Mrs. Van Tromp was rising stiffly and I was saved the necessity of replying.

"Time to go to bed, my dears," said the mother of three with great good-nature. And then to me: "Dick Preble, are you sure you fastened my hammock securely? Because, if you didn't – well, you know – I'm dreadfully heavy. There now! Wild horses wouldn't have dragged that admission out of me at home. Conetta, you rogue, you're laughing at me, but you're blushing, as well, and that's one of the conventions, too. Never mind. I'm afraid every second step will be on a crab, or a scorpion, or some other hideous thing. Good-night, all!"

VIII

INTO THE PRIMITIVE

It was I who told Edie Van Tromp that the name, or legendary name, of our island was "Pirates' Hope," and when she announced it at our first camp breakfast it was acclaimed with a cheerful unanimity which went far to show how, after a night's rest, we were able to make a jest out of what had figured, only a few hours earlier, as a crude calamity.

After breakfast, Van Dyck, throwing off the lethargy which had apparently bound him hand and foot when a little decision might have turned the tables upon the mutineers, took his place energetically and capably as the governor of our little colony. Under his directions a signal was set at the nearer, or western, end of the island, enough of the jungle was cleared to enable us to pitch the tents under the shade of the palms, a cooking camp was established, and a rude thatched shelter was built to protect the stores and luggage.

In these various industries there were only three idlers among the men – the major, Holly Barclay, and Hobart Ingerson; and Edie Van Tromp, volunteering to go with me to start a smoke fire at the signal cape, was furious.

"Wouldn't that set your back teeth on edge, seeing those three able-bodied gentlemen sunning themselves on the beach while everybody else is getting blisters on their hands!" she flamed out, with a fine disregard for the little grammatical inaccuracies. "I'd be ashamed!"
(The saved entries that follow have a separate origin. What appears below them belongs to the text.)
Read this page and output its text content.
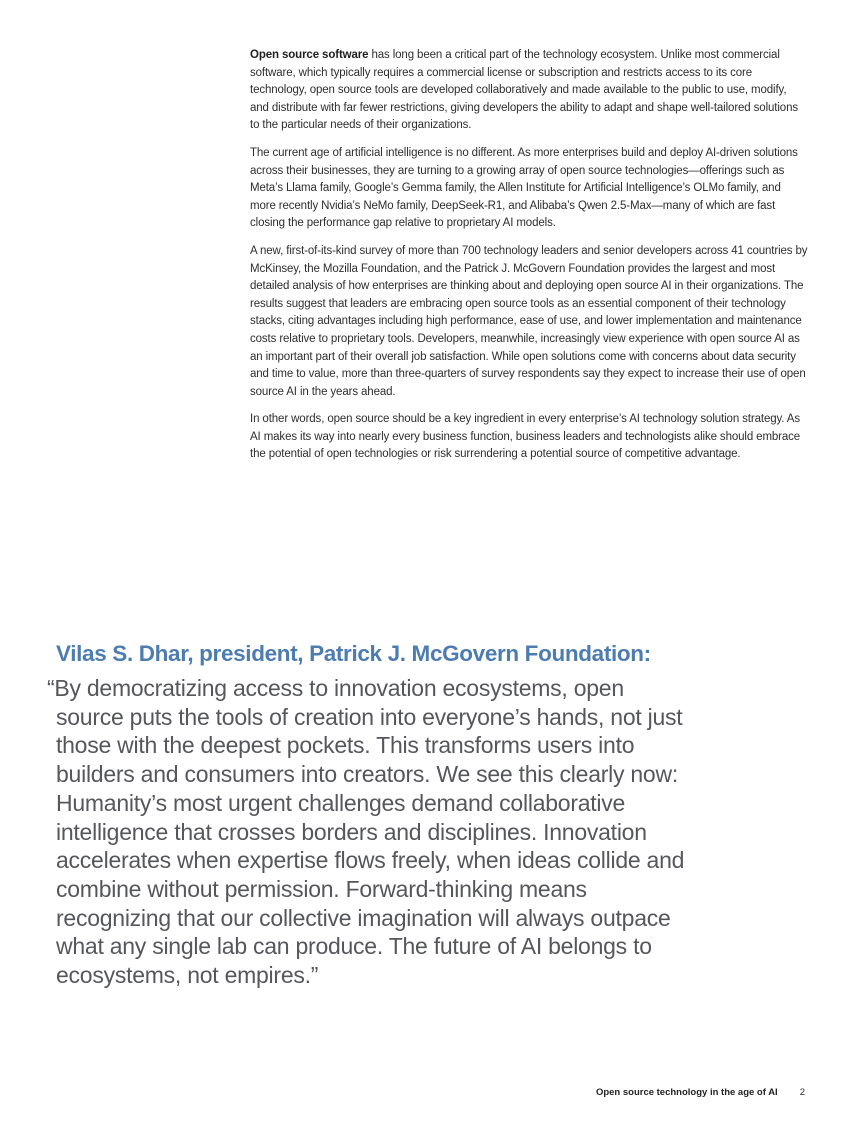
Open source software has long been a critical part of the technology ecosystem. Unlike most commercial software, which typically requires a commercial license or subscription and restricts access to its core technology, open source tools are developed collaboratively and made available to the public to use, modify, and distribute with far fewer restrictions, giving developers the ability to adapt and shape well-tailored solutions to the particular needs of their organizations.

The current age of artificial intelligence is no different. As more enterprises build and deploy AI-driven solutions across their businesses, they are turning to a growing array of open source technologies—offerings such as Meta’s Llama family, Google’s Gemma family, the Allen Institute for Artificial Intelligence’s OLMo family, and more recently Nvidia’s NeMo family, DeepSeek-R1, and Alibaba’s Qwen 2.5-Max—many of which are fast closing the performance gap relative to proprietary AI models.

A new, first-of-its-kind survey of more than 700 technology leaders and senior developers across 41 countries by McKinsey, the Mozilla Foundation, and the Patrick J. McGovern Foundation provides the largest and most detailed analysis of how enterprises are thinking about and deploying open source AI in their organizations. The results suggest that leaders are embracing open source tools as an essential component of their technology stacks, citing advantages including high performance, ease of use, and lower implementation and maintenance costs relative to proprietary tools. Developers, meanwhile, increasingly view experience with open source AI as an important part of their overall job satisfaction. While open solutions come with concerns about data security and time to value, more than three-quarters of survey respondents say they expect to increase their use of open source AI in the years ahead.

In other words, open source should be a key ingredient in every enterprise’s AI technology solution strategy. As AI makes its way into nearly every business function, business leaders and technologists alike should embrace the potential of open technologies or risk surrendering a potential source of competitive advantage.

Vilas S. Dhar, president, Patrick J. McGovern Foundation:

“By democratizing access to innovation ecosystems, open source puts the tools of creation into everyone’s hands, not just those with the deepest pockets. This transforms users into builders and consumers into creators. We see this clearly now: Humanity’s most urgent challenges demand collaborative intelligence that crosses borders and disciplines. Innovation accelerates when expertise flows freely, when ideas collide and combine without permission. Forward-thinking means recognizing that our collective imagination will always outpace what any single lab can produce. The future of AI belongs to ecosystems, not empires.”

Open source technology in the age of AI 2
"You shouldn't deny the gentlemen the privilege of smoking their after-breakfast cigars in comfort," I protested, grinning. "Perhaps, after the cigars are all gone, and we come down to just plain pipes and plebeian cut-plug tobacco – "

"I don't care! It's perfectly horrid of them, I think. Mother got us women together this morning while you men were fixing the tents, and we all agreed to do the cooking, taking turns at it. When it comes my turn, I shall tell those three loafing gentlemen that they can undertake to wash the dishes, or go hungry!"

"Good!" I applauded. "You are a real, honest-to-goodness human woman, under the skin, aren't you, Edie?"

She stuck out a pretty under lip at me.